Throughout the 1990s, McDonald’s shoppers had CEO Ed Rensi to thank for reinvigorating the hamburger brand. Not only did Rensi “invent” chicken McNuggets, but he also used his access to power in McDonald’s to fight for conservative causes. Now, years after he stepped away from leadership at the fast-food company, Rensi plans to use the wealth he has accumulated over the years to fight “woke” businesses by funding conservative advocacy groups in an effort to form The Boardroom Initiative.

Seventy-eight-year-old Rensi’s mission with The Boardroom Initiative is to strip away progressive initiatives that have been major wins for working-class Americans, like higher pay and benefits. He also wants to stop businesses from enacting so-called “woke” policies that he claims imperil shareholder equity because they have to pay more money to staff the businesses.

Rensi’s group has joined forces with the already existing The Free Enterprise Project in order to fight liberals in the capitalist system of the American stock exchange. The group hopes to buy tons of shares in publicly-traded companies so they can force the companies to abandon “woke” policies that were enacted to empower the workers.

Under its conservative leadership, The Free Enterprise Project has sucked up some 2,000 shares of Bank of America, a publicly-traded corporation, so it can propose a motion during the shareholders’ next meeting – a proposal that could strip away Bank of America’s “woke” initiative to educate staff. The conservative motion would ask Bank of America shareholders to vote on a proposal to commit a civil rights audit so they can stop Bank of America executives from holding “equity” training for staff that is based on Critical Race Theory – CRT.

“Corporations have no business being on the right or the left because they represent everybody there, and their sole job is to build equity for their investors,” Rensi said.

Rensi does not consider himself political, but he hopes to use the political process to rid Bank of America and other corporations of civil rights programs that could promote more equity among the workforce.

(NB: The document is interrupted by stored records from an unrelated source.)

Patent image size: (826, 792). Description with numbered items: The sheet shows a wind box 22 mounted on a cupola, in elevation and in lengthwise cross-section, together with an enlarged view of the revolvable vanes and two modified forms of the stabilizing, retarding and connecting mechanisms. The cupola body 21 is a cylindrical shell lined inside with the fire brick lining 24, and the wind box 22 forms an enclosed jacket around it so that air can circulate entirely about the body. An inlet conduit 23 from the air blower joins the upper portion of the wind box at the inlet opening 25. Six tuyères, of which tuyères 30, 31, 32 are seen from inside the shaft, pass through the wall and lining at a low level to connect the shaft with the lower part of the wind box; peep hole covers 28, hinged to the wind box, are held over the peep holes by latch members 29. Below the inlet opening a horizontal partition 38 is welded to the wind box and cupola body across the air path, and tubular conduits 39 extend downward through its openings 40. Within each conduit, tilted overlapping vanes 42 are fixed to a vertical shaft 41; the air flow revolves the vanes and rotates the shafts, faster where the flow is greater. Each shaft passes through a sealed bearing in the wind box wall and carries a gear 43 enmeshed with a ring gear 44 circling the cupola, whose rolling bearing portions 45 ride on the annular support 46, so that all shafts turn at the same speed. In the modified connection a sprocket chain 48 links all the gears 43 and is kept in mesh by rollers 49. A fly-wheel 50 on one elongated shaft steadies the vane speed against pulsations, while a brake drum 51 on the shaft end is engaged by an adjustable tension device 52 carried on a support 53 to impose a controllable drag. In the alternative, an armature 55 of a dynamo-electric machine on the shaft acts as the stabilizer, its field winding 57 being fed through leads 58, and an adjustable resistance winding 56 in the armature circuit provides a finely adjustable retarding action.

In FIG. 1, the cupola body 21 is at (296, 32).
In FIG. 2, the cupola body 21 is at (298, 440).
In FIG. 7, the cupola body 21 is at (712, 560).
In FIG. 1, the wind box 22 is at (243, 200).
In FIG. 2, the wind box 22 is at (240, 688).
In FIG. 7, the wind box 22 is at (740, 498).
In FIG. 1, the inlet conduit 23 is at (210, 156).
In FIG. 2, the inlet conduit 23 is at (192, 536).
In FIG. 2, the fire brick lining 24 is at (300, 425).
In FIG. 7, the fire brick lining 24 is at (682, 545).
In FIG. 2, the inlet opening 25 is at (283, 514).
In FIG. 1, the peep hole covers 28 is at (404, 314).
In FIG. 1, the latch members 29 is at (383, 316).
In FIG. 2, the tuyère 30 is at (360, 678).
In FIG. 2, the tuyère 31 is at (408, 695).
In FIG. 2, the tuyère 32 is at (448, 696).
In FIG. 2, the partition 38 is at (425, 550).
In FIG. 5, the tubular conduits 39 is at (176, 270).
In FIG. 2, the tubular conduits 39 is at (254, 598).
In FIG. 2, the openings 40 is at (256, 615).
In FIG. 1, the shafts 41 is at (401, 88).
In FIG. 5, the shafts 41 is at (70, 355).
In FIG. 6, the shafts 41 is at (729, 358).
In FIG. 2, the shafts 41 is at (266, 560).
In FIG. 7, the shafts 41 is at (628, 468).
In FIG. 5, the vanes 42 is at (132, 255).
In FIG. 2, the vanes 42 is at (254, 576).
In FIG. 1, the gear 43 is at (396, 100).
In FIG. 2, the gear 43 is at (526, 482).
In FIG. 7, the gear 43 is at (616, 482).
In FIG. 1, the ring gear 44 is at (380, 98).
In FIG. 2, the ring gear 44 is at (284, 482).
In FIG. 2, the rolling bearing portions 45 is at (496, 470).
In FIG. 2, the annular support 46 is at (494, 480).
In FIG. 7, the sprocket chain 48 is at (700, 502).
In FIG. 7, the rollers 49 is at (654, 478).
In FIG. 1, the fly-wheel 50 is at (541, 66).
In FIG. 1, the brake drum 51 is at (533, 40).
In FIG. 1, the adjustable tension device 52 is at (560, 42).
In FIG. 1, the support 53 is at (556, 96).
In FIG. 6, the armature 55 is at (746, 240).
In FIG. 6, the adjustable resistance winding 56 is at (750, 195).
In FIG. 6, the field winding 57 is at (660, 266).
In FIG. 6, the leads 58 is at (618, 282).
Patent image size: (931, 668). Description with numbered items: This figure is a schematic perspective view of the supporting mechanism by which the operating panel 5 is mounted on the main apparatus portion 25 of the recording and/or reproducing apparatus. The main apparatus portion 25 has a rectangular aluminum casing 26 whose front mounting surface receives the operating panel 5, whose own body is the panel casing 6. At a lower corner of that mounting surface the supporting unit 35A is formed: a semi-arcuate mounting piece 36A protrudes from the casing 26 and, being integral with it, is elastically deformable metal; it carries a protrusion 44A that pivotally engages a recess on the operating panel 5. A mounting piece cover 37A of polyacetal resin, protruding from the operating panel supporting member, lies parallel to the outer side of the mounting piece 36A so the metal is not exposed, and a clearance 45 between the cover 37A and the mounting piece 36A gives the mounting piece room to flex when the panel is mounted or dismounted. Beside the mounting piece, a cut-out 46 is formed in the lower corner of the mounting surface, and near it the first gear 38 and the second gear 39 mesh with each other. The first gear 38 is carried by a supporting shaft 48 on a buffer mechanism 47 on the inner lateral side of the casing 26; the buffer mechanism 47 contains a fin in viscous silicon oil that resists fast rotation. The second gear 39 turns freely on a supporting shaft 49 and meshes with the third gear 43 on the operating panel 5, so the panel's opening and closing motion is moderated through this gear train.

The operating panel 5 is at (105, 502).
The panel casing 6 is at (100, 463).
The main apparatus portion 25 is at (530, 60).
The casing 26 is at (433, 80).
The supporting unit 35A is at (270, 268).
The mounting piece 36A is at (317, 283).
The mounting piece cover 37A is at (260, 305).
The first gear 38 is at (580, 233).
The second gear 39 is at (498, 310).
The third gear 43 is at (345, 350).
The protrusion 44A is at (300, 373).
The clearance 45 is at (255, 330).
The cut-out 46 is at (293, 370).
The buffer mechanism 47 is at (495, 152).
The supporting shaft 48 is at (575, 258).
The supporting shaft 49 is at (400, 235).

“It is not the providence of board members or executives that take shareholder money profit and spend it on social matters,” said Rensi.

“Hopefully, the Boardroom Initiative is the beginning of a new era in corporate America in which extremes of ideological politics are set aside so that everyone can work on creating value for both customers and investors,” said Richard Morrison, a senior fellow at the libertarian Competitive Enterprise Institute, of the group’s efforts.

Unfortunately, people are now concerned that Rensi’s effort to sterilize Bank of America could put people’s retirement savings at risk. Because the group wants to promote a political agenda, people are worried that these major banks will be investing in politics rather than real assets that could help average Americans retire with some dignity.

“Every state employee should have full faith and confidence that their retirement funds are being invested for maximum growth and not being used to promote a political agenda,” said the American Legislative Exchange Council vice president of policy Lee Schalk.